From the Guidelines
Preoperative labs showing hyperglycemia, hyperkalemia, and elevated BUN/creatinine ratio are not acceptable for clearance for eye surgery under local anesthetic without further evaluation and possible correction. These abnormalities should be addressed before proceeding with surgery, even for procedures using local anesthesia. For hyperglycemia, blood glucose should ideally be controlled to below 180 mg/dL before surgery to reduce infection risk and improve wound healing, as suggested by the target range for blood glucose in the perioperative period of 100-180 mg/dL 1. Hyperkalemia, with a potassium level of 5.4 mEq/L, should be corrected to below 5.5 mEq/L to prevent cardiac arrhythmias during surgery. The elevated BUN/creatinine ratio suggests possible dehydration or renal dysfunction, which should be evaluated and treated with appropriate hydration or medication adjustment. Even though eye surgery under local anesthesia is less physiologically stressful than procedures requiring general anesthesia, these metabolic derangements can still lead to complications such as cardiac events, poor wound healing, or exacerbation of renal dysfunction 1. Key considerations for management include:
- Monitoring blood glucose at least every 2-4 hours while the individual takes nothing by mouth and dosing with short- or rapid-acting insulin as needed 1
- Holding any other oral glucose-lowering agents the morning of surgery or procedure and giving half of NPH dose or 75-80% doses of long-acting analog or insulin pump basal insulin based on the type of diabetes and clinical judgment 1
- The anesthesiologist and surgeon should be consulted to determine if the surgery needs to be postponed until these abnormalities are corrected, or if the procedure can proceed with appropriate perioperative management and monitoring.
From the Research
Preoperative Clearance for Eye Surgery under Local Anesthetic
The provided lab results show hyperglycemia (glucose 181), hyperkalemia (potassium 5.4), and an elevated BUN/creatinine ratio (29).
- Hyperglycemia: According to 2, the metabolic changes in connection with fasting, anesthesia, and surgery in diabetic patients are reviewed, and various perioperative forms of treatment are described.
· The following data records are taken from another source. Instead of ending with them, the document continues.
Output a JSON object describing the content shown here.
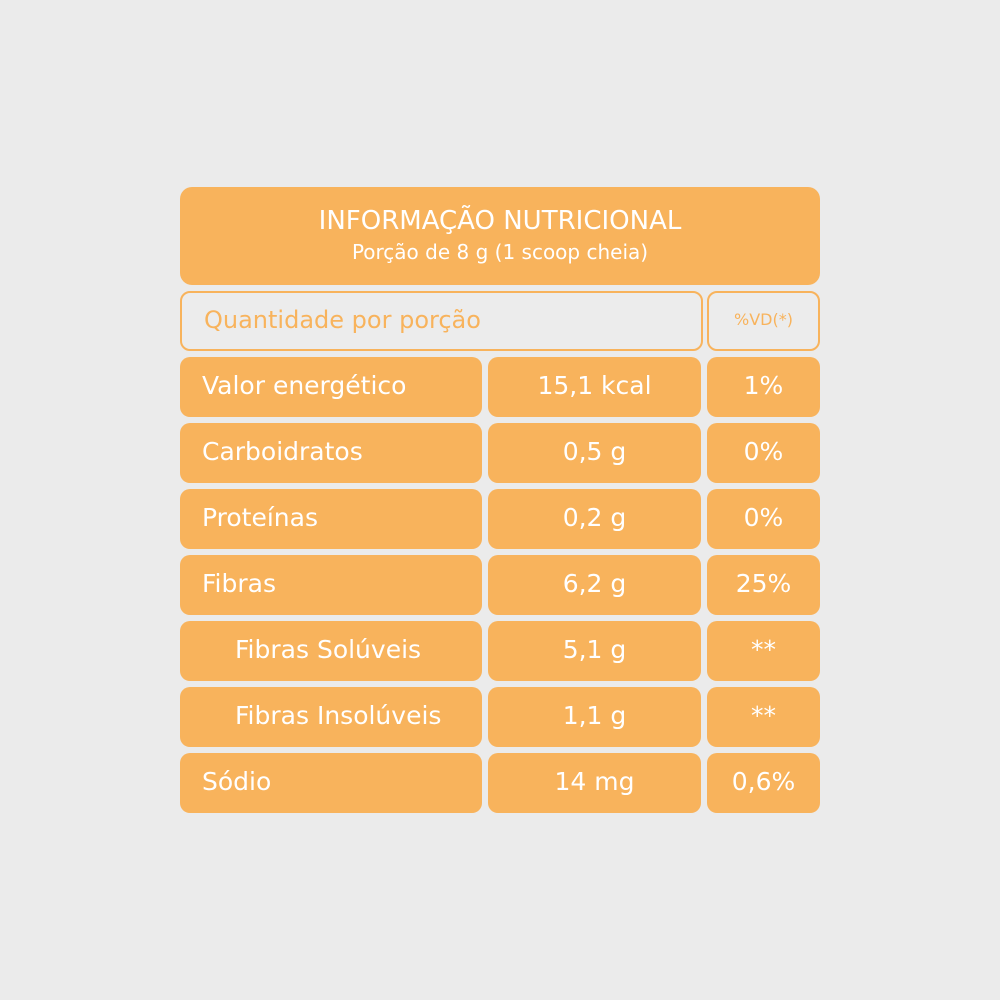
{
  "header": {
    "title": "INFORMAÇÃO NUTRICIONAL",
    "subtitle": "Porção de 8 g (1 scoop cheia)"
  },
  "columns": {
    "quantity_label": "Quantidade por porção",
    "vd_label": "%VD(*)"
  },
  "rows": [
    {
      "label": "Valor energético",
      "amount": "15,1 kcal",
      "vd": "1%"
    },
    {
      "label": "Carboidratos",
      "amount": "0,5 g",
      "vd": "0%"
    },
    {
      "label": "Proteínas",
      "amount": "0,2 g",
      "vd": "0%"
    },
    {
      "label": "Fibras",
      "amount": "6,2 g",
      "vd": "25%"
    },
    {
      "label": "Fibras Solúveis",
      "amount": "5,1 g",
      "vd": "**"
    },
    {
      "label": "Fibras Insolúveis",
      "amount": "1,1 g",
      "vd": "**"
    },
    {
      "label": "Sódio",
      "amount": "14 mg",
      "vd": "0,6%"
    }
  ],
  "colors": {
    "accent": "#f8b35c",
    "background": "#ebebeb",
    "text_on_accent": "#ffffff"
  }
}
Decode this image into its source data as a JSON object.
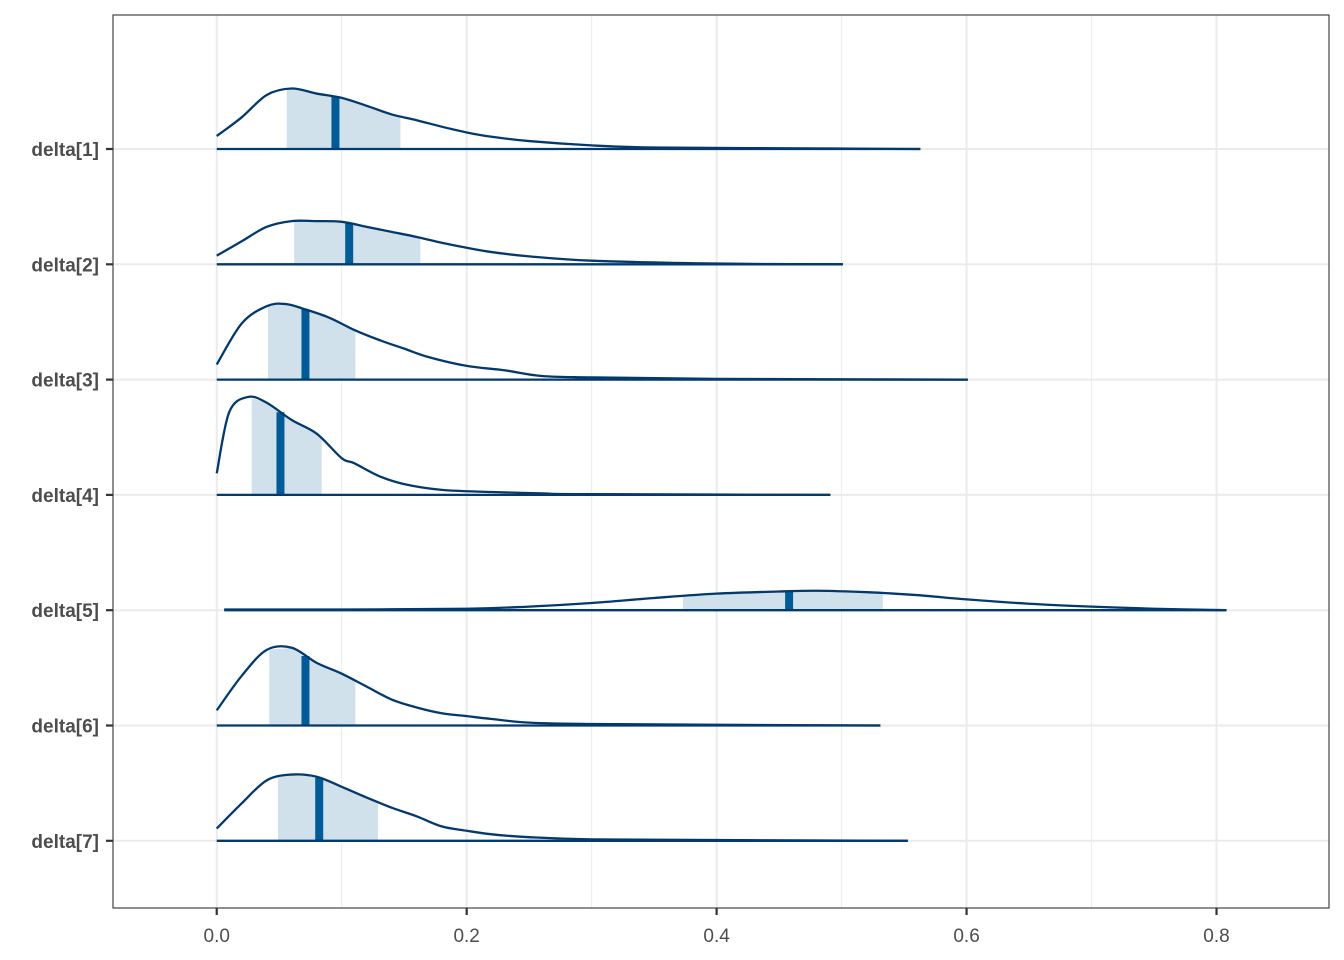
{
  "chart_data": {
    "type": "area",
    "xlim": [
      -0.083,
      0.89
    ],
    "x_ticks": [
      {
        "value": 0.0,
        "label": "0.0"
      },
      {
        "value": 0.2,
        "label": "0.2"
      },
      {
        "value": 0.4,
        "label": "0.4"
      },
      {
        "value": 0.6,
        "label": "0.6"
      },
      {
        "value": 0.8,
        "label": "0.8"
      }
    ],
    "x_minor": [
      0.1,
      0.3,
      0.5,
      0.7
    ],
    "grid": true,
    "colors": {
      "outline": "#03396c",
      "interval_fill": "#d1e1ec",
      "median": "#005b96",
      "grid": "#ebebeb",
      "panel_border": "#333333"
    },
    "series": [
      {
        "name": "delta[1]",
        "interval": [
          0.056,
          0.147
        ],
        "median": 0.095,
        "max": 0.563,
        "density": [
          [
            0.0,
            0.18
          ],
          [
            0.02,
            0.44
          ],
          [
            0.04,
            0.75
          ],
          [
            0.06,
            0.84
          ],
          [
            0.08,
            0.77
          ],
          [
            0.1,
            0.71
          ],
          [
            0.12,
            0.6
          ],
          [
            0.14,
            0.48
          ],
          [
            0.16,
            0.4
          ],
          [
            0.18,
            0.31
          ],
          [
            0.2,
            0.23
          ],
          [
            0.22,
            0.17
          ],
          [
            0.25,
            0.11
          ],
          [
            0.3,
            0.05
          ],
          [
            0.35,
            0.02
          ],
          [
            0.45,
            0.01
          ],
          [
            0.563,
            0.0
          ]
        ]
      },
      {
        "name": "delta[2]",
        "interval": [
          0.062,
          0.163
        ],
        "median": 0.106,
        "max": 0.501,
        "density": [
          [
            0.0,
            0.12
          ],
          [
            0.02,
            0.32
          ],
          [
            0.04,
            0.52
          ],
          [
            0.06,
            0.6
          ],
          [
            0.08,
            0.6
          ],
          [
            0.1,
            0.59
          ],
          [
            0.12,
            0.52
          ],
          [
            0.14,
            0.45
          ],
          [
            0.16,
            0.38
          ],
          [
            0.18,
            0.3
          ],
          [
            0.2,
            0.23
          ],
          [
            0.22,
            0.17
          ],
          [
            0.25,
            0.11
          ],
          [
            0.3,
            0.05
          ],
          [
            0.4,
            0.01
          ],
          [
            0.501,
            0.0
          ]
        ]
      },
      {
        "name": "delta[3]",
        "interval": [
          0.041,
          0.111
        ],
        "median": 0.071,
        "max": 0.601,
        "density": [
          [
            0.0,
            0.21
          ],
          [
            0.02,
            0.78
          ],
          [
            0.04,
            1.02
          ],
          [
            0.055,
            1.05
          ],
          [
            0.07,
            0.98
          ],
          [
            0.09,
            0.86
          ],
          [
            0.11,
            0.69
          ],
          [
            0.13,
            0.55
          ],
          [
            0.15,
            0.43
          ],
          [
            0.17,
            0.31
          ],
          [
            0.2,
            0.19
          ],
          [
            0.23,
            0.13
          ],
          [
            0.26,
            0.05
          ],
          [
            0.3,
            0.03
          ],
          [
            0.4,
            0.01
          ],
          [
            0.601,
            0.0
          ]
        ]
      },
      {
        "name": "delta[4]",
        "interval": [
          0.028,
          0.084
        ],
        "median": 0.051,
        "max": 0.491,
        "density": [
          [
            0.0,
            0.3
          ],
          [
            0.01,
            1.15
          ],
          [
            0.025,
            1.36
          ],
          [
            0.04,
            1.28
          ],
          [
            0.06,
            1.04
          ],
          [
            0.08,
            0.85
          ],
          [
            0.1,
            0.51
          ],
          [
            0.11,
            0.44
          ],
          [
            0.13,
            0.26
          ],
          [
            0.15,
            0.15
          ],
          [
            0.18,
            0.07
          ],
          [
            0.22,
            0.04
          ],
          [
            0.26,
            0.02
          ],
          [
            0.3,
            0.01
          ],
          [
            0.491,
            0.0
          ]
        ]
      },
      {
        "name": "delta[5]",
        "interval": [
          0.373,
          0.533
        ],
        "median": 0.458,
        "max": 0.808,
        "density": [
          [
            0.006,
            0.01
          ],
          [
            0.1,
            0.01
          ],
          [
            0.2,
            0.02
          ],
          [
            0.25,
            0.05
          ],
          [
            0.3,
            0.1
          ],
          [
            0.35,
            0.17
          ],
          [
            0.4,
            0.23
          ],
          [
            0.45,
            0.26
          ],
          [
            0.48,
            0.27
          ],
          [
            0.52,
            0.25
          ],
          [
            0.56,
            0.21
          ],
          [
            0.6,
            0.15
          ],
          [
            0.65,
            0.09
          ],
          [
            0.7,
            0.05
          ],
          [
            0.75,
            0.02
          ],
          [
            0.808,
            0.0
          ]
        ]
      },
      {
        "name": "delta[6]",
        "interval": [
          0.042,
          0.111
        ],
        "median": 0.071,
        "max": 0.531,
        "density": [
          [
            0.0,
            0.21
          ],
          [
            0.02,
            0.69
          ],
          [
            0.04,
            1.05
          ],
          [
            0.06,
            1.08
          ],
          [
            0.08,
            0.87
          ],
          [
            0.1,
            0.72
          ],
          [
            0.12,
            0.54
          ],
          [
            0.14,
            0.36
          ],
          [
            0.16,
            0.25
          ],
          [
            0.18,
            0.17
          ],
          [
            0.2,
            0.13
          ],
          [
            0.22,
            0.09
          ],
          [
            0.25,
            0.04
          ],
          [
            0.3,
            0.02
          ],
          [
            0.4,
            0.01
          ],
          [
            0.531,
            0.0
          ]
        ]
      },
      {
        "name": "delta[7]",
        "interval": [
          0.049,
          0.129
        ],
        "median": 0.082,
        "max": 0.553,
        "density": [
          [
            0.0,
            0.17
          ],
          [
            0.02,
            0.52
          ],
          [
            0.04,
            0.84
          ],
          [
            0.06,
            0.92
          ],
          [
            0.08,
            0.89
          ],
          [
            0.1,
            0.75
          ],
          [
            0.12,
            0.6
          ],
          [
            0.14,
            0.46
          ],
          [
            0.16,
            0.34
          ],
          [
            0.18,
            0.2
          ],
          [
            0.2,
            0.14
          ],
          [
            0.22,
            0.09
          ],
          [
            0.25,
            0.05
          ],
          [
            0.3,
            0.02
          ],
          [
            0.4,
            0.01
          ],
          [
            0.553,
            0.0
          ]
        ]
      }
    ]
  }
}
However, this study does not directly address the acceptability of hyperglycemia for preoperative clearance.
- Hyperkalemia: None of the provided studies directly address the acceptability of hyperkalemia for preoperative clearance for eye surgery under local anesthetic.
- Elevated BUN/creatinine ratio: None of the provided studies directly address the acceptability of an elevated BUN/creatinine ratio for preoperative clearance for eye surgery under local anesthetic.
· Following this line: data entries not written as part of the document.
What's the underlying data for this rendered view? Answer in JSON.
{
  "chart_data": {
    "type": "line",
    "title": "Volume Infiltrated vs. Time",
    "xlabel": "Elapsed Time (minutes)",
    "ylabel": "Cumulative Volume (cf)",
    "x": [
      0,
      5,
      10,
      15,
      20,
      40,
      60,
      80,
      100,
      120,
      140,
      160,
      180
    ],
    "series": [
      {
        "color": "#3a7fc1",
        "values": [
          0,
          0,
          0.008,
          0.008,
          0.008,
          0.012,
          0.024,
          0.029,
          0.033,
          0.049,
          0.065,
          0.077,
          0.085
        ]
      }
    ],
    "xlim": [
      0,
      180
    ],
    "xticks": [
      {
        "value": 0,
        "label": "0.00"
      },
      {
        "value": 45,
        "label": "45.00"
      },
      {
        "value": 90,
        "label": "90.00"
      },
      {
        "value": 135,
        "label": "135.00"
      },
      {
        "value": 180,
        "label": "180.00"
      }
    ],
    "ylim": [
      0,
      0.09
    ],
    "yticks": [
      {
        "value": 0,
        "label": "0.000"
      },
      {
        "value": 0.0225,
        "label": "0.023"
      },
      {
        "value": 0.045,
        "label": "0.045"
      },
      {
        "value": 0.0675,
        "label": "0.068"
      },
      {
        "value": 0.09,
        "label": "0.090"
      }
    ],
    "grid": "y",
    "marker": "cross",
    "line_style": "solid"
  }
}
Acceptability of Labs for Preoperative Clearance
The provided studies do not directly address the acceptability of the given lab results for preoperative clearance for eye surgery under local anesthetic. However, 3 and 4 discuss the safety of continuing anticoagulant and antiplatelet therapy during cataract surgery, which may be relevant to the overall preoperative assessment. Additionally, 5 reviews the literature on visual loss as a complication of non-ophthalmic surgery and discusses the importance of careful patient positioning and monitoring, but does not directly address lab results.
Relevance of Provided Studies
While the provided studies do not directly address the acceptability of the given lab results, they do provide information on the safety of certain medications and procedures during eye surgery. For example, 3 and 4 suggest that anticoagulant and antiplatelet therapy can be safely continued during cataract surgery, and 6 discusses the choices of local anesthetic solutions for ocular surgery. However, the studies do not provide clear guidance on the acceptability of hyperglycemia, hyperkalemia, and an elevated BUN/creatinine ratio for preoperative clearance.